“Looking for Satellites” is one of the better songs on Earthling — in my opinion at least, and for better or worse, that’s the one that matters here. Even so, it goes on a bit too long, and though Reeves Gabrels is relatively restrained for most of it, he can’t resist a bit of wankery in the latter stages. But the visual presentation is striking, and Mike Garson’s coda — not present in the album version, which fades out — is a nice touch.
And that’s the end of the “You will now listen to my new material” part of the show; from here on in it’s all classics. If you were one of the people in the audience who twiddled their thumbs through the Earthling and Outside stuff, I bet you were pretty happy to hear the familiar bassline that kicks off the next song:
It takes guts to step into the Freddie Mercury role here, but Gail Ann Dorsey handles it with aplomb. And with all due respect, she has great legs as well.
If you’d been waiting for the hits, I bet you were smiling after that one. And you were probably smiling even more when this happened:
“Heroes” is Bowie’s most-covered song, I think. It’s covered way too much, in fact, and rarely well. The nuance always gets lost; remember that “Heroes” is in quotes to begin with. It’s not an anthem… well, it is… but it isn’t. It’s complicated. If I were the Emperor of Music, I would impose a lengthy moratorium on “Heroes” covers, give it a little time to breathe.

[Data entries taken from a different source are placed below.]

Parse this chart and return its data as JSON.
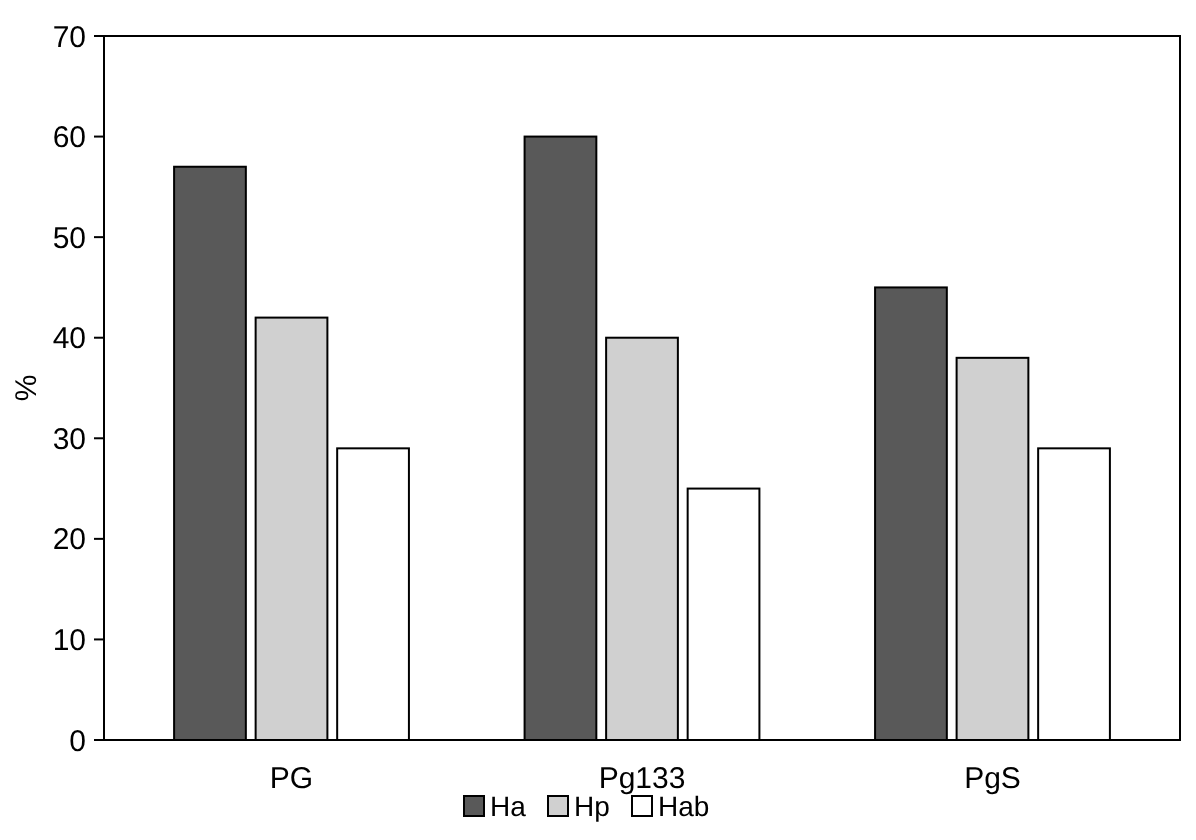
{
  "chart_data": {
    "type": "bar",
    "ylabel": "%",
    "categories": [
      "PG",
      "Pg133",
      "PgS"
    ],
    "series": [
      {
        "name": "Ha",
        "color": "#595959",
        "values": [
          57,
          60,
          45
        ]
      },
      {
        "name": "Hp",
        "color": "#d0d0d0",
        "values": [
          42,
          40,
          38
        ]
      },
      {
        "name": "Hab",
        "color": "#ffffff",
        "values": [
          29,
          25,
          29
        ]
      }
    ],
    "ylim": [
      0,
      70
    ],
    "yticks": [
      0,
      10,
      20,
      30,
      40,
      50,
      60,
      70
    ],
    "grid": false,
    "legend": "bottom"
  }
}
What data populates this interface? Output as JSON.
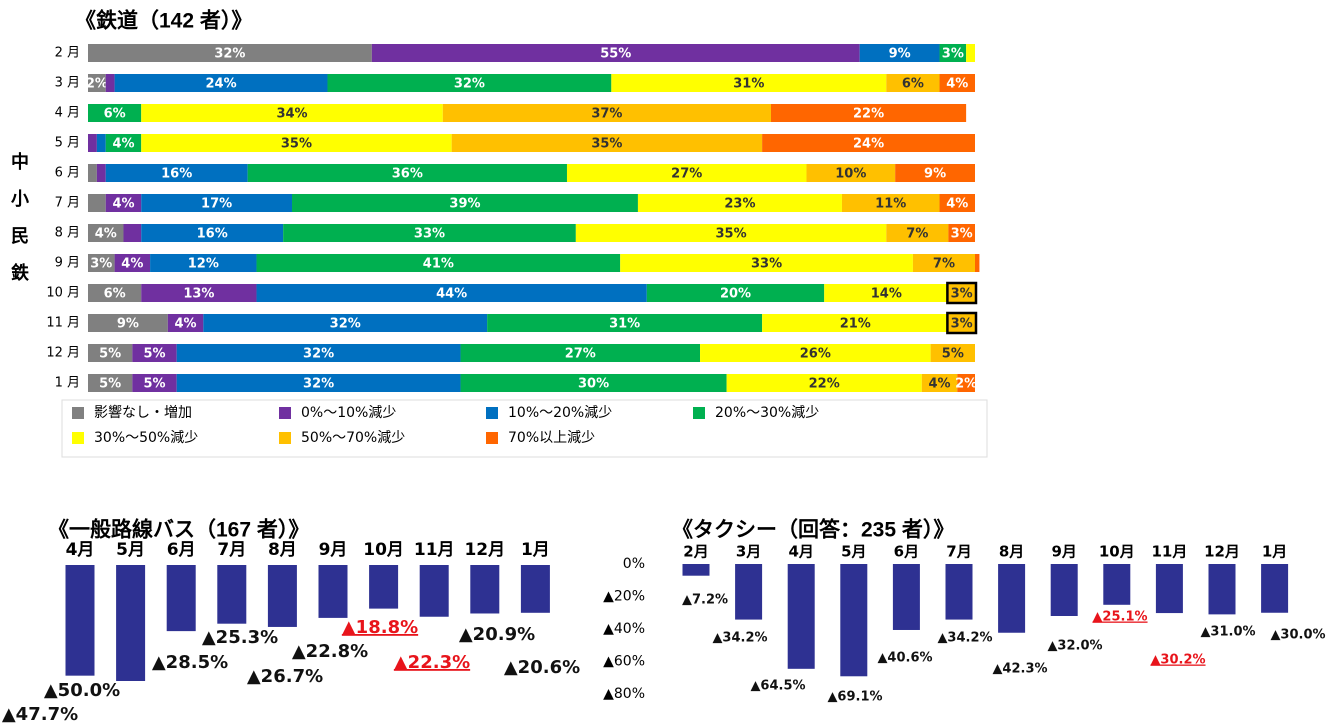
{
  "chart_data": [
    {
      "type": "bar",
      "orientation": "horizontal",
      "stacked": true,
      "title": "《鉄道（142 者）》",
      "group_label": "中小民鉄",
      "categories": [
        "2 月",
        "3 月",
        "4 月",
        "5 月",
        "6 月",
        "7 月",
        "8 月",
        "9 月",
        "10 月",
        "11 月",
        "12 月",
        "1 月"
      ],
      "xlim": [
        0,
        100
      ],
      "series": [
        {
          "name": "影響なし・増加",
          "color": "#808080",
          "values": [
            32,
            2,
            0,
            0,
            1,
            2,
            4,
            3,
            6,
            9,
            5,
            5
          ],
          "value_labels": [
            "32%",
            "2%",
            null,
            null,
            null,
            null,
            "4%",
            "3%",
            "6%",
            "9%",
            "5%",
            "5%"
          ]
        },
        {
          "name": "0%～10%減少",
          "color": "#7030a0",
          "values": [
            55,
            1,
            0,
            1,
            1,
            4,
            2,
            4,
            13,
            4,
            5,
            5
          ],
          "value_labels": [
            "55%",
            null,
            null,
            null,
            null,
            "4%",
            null,
            "4%",
            "13%",
            "4%",
            "5%",
            "5%"
          ]
        },
        {
          "name": "10%～20%減少",
          "color": "#0070c0",
          "values": [
            9,
            24,
            0,
            1,
            16,
            17,
            16,
            12,
            44,
            32,
            32,
            32
          ],
          "value_labels": [
            "9%",
            "24%",
            null,
            null,
            "16%",
            "17%",
            "16%",
            "12%",
            "44%",
            "32%",
            "32%",
            "32%"
          ]
        },
        {
          "name": "20%～30%減少",
          "color": "#00b050",
          "values": [
            3,
            32,
            6,
            4,
            36,
            39,
            33,
            41,
            20,
            31,
            27,
            30
          ],
          "value_labels": [
            "3%",
            "32%",
            "6%",
            "4%",
            "36%",
            "39%",
            "33%",
            "41%",
            "20%",
            "31%",
            "27%",
            "30%"
          ]
        },
        {
          "name": "30%～50%減少",
          "color": "#ffff00",
          "values": [
            1,
            31,
            34,
            35,
            27,
            23,
            35,
            33,
            14,
            21,
            26,
            22
          ],
          "value_labels": [
            null,
            "31%",
            "34%",
            "35%",
            "27%",
            "23%",
            "35%",
            "33%",
            "14%",
            "21%",
            "26%",
            "22%"
          ]
        },
        {
          "name": "50%～70%減少",
          "color": "#ffc000",
          "values": [
            0,
            6,
            37,
            35,
            10,
            11,
            7,
            7,
            3,
            3,
            5,
            4
          ],
          "value_labels": [
            null,
            "6%",
            "37%",
            "35%",
            "10%",
            "11%",
            "7%",
            "7%",
            "3%",
            "3%",
            "5%",
            "4%"
          ]
        },
        {
          "name": "70%以上減少",
          "color": "#ff6600",
          "values": [
            0,
            4,
            22,
            24,
            9,
            4,
            3,
            0.5,
            0,
            0,
            0,
            2
          ],
          "value_labels": [
            null,
            "4%",
            "22%",
            "24%",
            "9%",
            "4%",
            "3%",
            null,
            null,
            null,
            null,
            "2%"
          ]
        }
      ]
    },
    {
      "type": "bar",
      "title": "《一般路線バス（167 者）》",
      "categories": [
        "4月",
        "5月",
        "6月",
        "7月",
        "8月",
        "9月",
        "10月",
        "11月",
        "12月",
        "1月"
      ],
      "values": [
        -47.7,
        -50.0,
        -28.5,
        -25.3,
        -26.7,
        -22.8,
        -18.8,
        -22.3,
        -20.9,
        -20.6
      ],
      "value_labels": [
        "▲47.7%",
        "▲50.0%",
        "▲28.5%",
        "▲25.3%",
        "▲26.7%",
        "▲22.8%",
        "▲18.8%",
        "▲22.3%",
        "▲20.9%",
        "▲20.6%"
      ],
      "color": "#2e3192",
      "ylim": [
        -50,
        0
      ]
    },
    {
      "type": "bar",
      "title": "《タクシー（回答：235 者）》",
      "categories": [
        "2月",
        "3月",
        "4月",
        "5月",
        "6月",
        "7月",
        "8月",
        "9月",
        "10月",
        "11月",
        "12月",
        "1月"
      ],
      "values": [
        -7.2,
        -34.2,
        -64.5,
        -69.1,
        -40.6,
        -34.2,
        -42.3,
        -32.0,
        -25.1,
        -30.2,
        -31.0,
        -30.0
      ],
      "value_labels": [
        "▲7.2%",
        "▲34.2%",
        "▲64.5%",
        "▲69.1%",
        "▲40.6%",
        "▲34.2%",
        "▲42.3%",
        "▲32.0%",
        "▲25.1%",
        "▲30.2%",
        "▲31.0%",
        "▲30.0%"
      ],
      "color": "#2e3192",
      "ylim": [
        -80,
        0
      ],
      "yticks": [
        {
          "value": 0,
          "label": "0%"
        },
        {
          "value": -20,
          "label": "▲20%"
        },
        {
          "value": -40,
          "label": "▲40%"
        },
        {
          "value": -60,
          "label": "▲60%"
        },
        {
          "value": -80,
          "label": "▲80%"
        }
      ]
    }
  ]
}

Anyway, the 50th birthday version is a pretty good one. Gabrels, perhaps as a birthday present, plays about as tastefully as he can — though he is constitutionally incapable of emulating Robert Fripp’s elegant minimalism. The rhythm section keeps things chugging along, and if it can’t quite match the motorik majesty of the original song, what can? For five minutes I can forget all the baggage and I can love “Heroes” again, just for one day.